Steve Litfin and three friends from Waconia arrived with three augers and cameras, quickly making Swiss cheese of a large section of the lake. Litfin held his camera's screen to his face, pulling his gray hoodie over the device to stabilize it. "I just can't believe what they're going through," Litfin said of Kira Trevino's family.

Brothers Steve and Tim Collins brought a generator donated by Hejny Rental. "Any way we could help out, we wanted to do it," Steve Collins said.

Teige planned to search from north to south and west to east in a zigzag pattern across the lake.

Two weekends ago, he discovered a hole in the lake, where cadaver dogs later indicated a scent. Divers swam into the depths there last week, searching an 85-foot radius.

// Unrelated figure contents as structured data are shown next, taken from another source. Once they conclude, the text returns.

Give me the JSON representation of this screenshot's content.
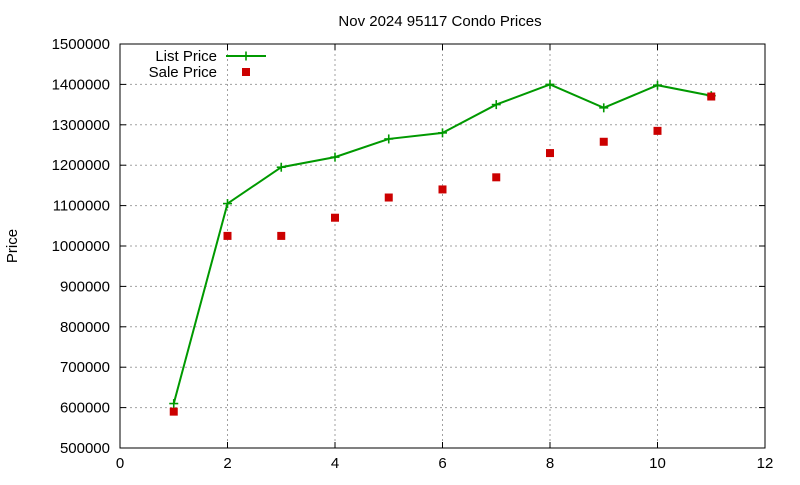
{
  "chart_data": {
    "type": "line",
    "title": "Nov 2024 95117 Condo Prices",
    "xlabel": "",
    "ylabel": "Price",
    "xlim": [
      0,
      12
    ],
    "ylim": [
      500000,
      1500000
    ],
    "x_ticks": [
      0,
      2,
      4,
      6,
      8,
      10,
      12
    ],
    "x_tick_labels": [
      "0",
      "2",
      "4",
      "6",
      "8",
      "10",
      "12"
    ],
    "y_ticks": [
      500000,
      600000,
      700000,
      800000,
      900000,
      1000000,
      1100000,
      1200000,
      1300000,
      1400000,
      1500000
    ],
    "y_tick_labels": [
      "500000",
      "600000",
      "700000",
      "800000",
      "900000",
      "1000000",
      "1100000",
      "1200000",
      "1300000",
      "1400000",
      "1500000"
    ],
    "grid": true,
    "legend_position": "top-left",
    "series": [
      {
        "name": "List Price",
        "style": "line-with-plus-markers",
        "color": "#009900",
        "x": [
          1,
          2,
          3,
          4,
          5,
          6,
          7,
          8,
          9,
          10,
          11
        ],
        "y": [
          610000,
          1105000,
          1195000,
          1220000,
          1265000,
          1280000,
          1350000,
          1400000,
          1342000,
          1398000,
          1372000
        ]
      },
      {
        "name": "Sale Price",
        "style": "square-markers",
        "color": "#cc0000",
        "x": [
          1,
          2,
          3,
          4,
          5,
          6,
          7,
          8,
          9,
          10,
          11
        ],
        "y": [
          590000,
          1025000,
          1025000,
          1070000,
          1120000,
          1140000,
          1170000,
          1230000,
          1258000,
          1285000,
          1370000
        ]
      }
    ]
  }
}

On Wednesday, five cadaver dogs sniffed at more than 50 holes that sheriff's deputies had drilled.

The same weekend Teige found the hole, another searcher found a plastic bag onshore. Inside were a sports bra, pillow and pillowcase. Blood on the pillow matched Kira Trevino's DNA, according to an amended complaint.

By late afternoon, dozens of volunteers had drilled a few hundred holes reaching the middle of the lake. Five cameras were deployed.

"We're getting somewhere," Teige said. "We're going, we're going all the way across."

He and other volunteers will be back Saturday.

"By God, we're going to tear this lake apart," he said.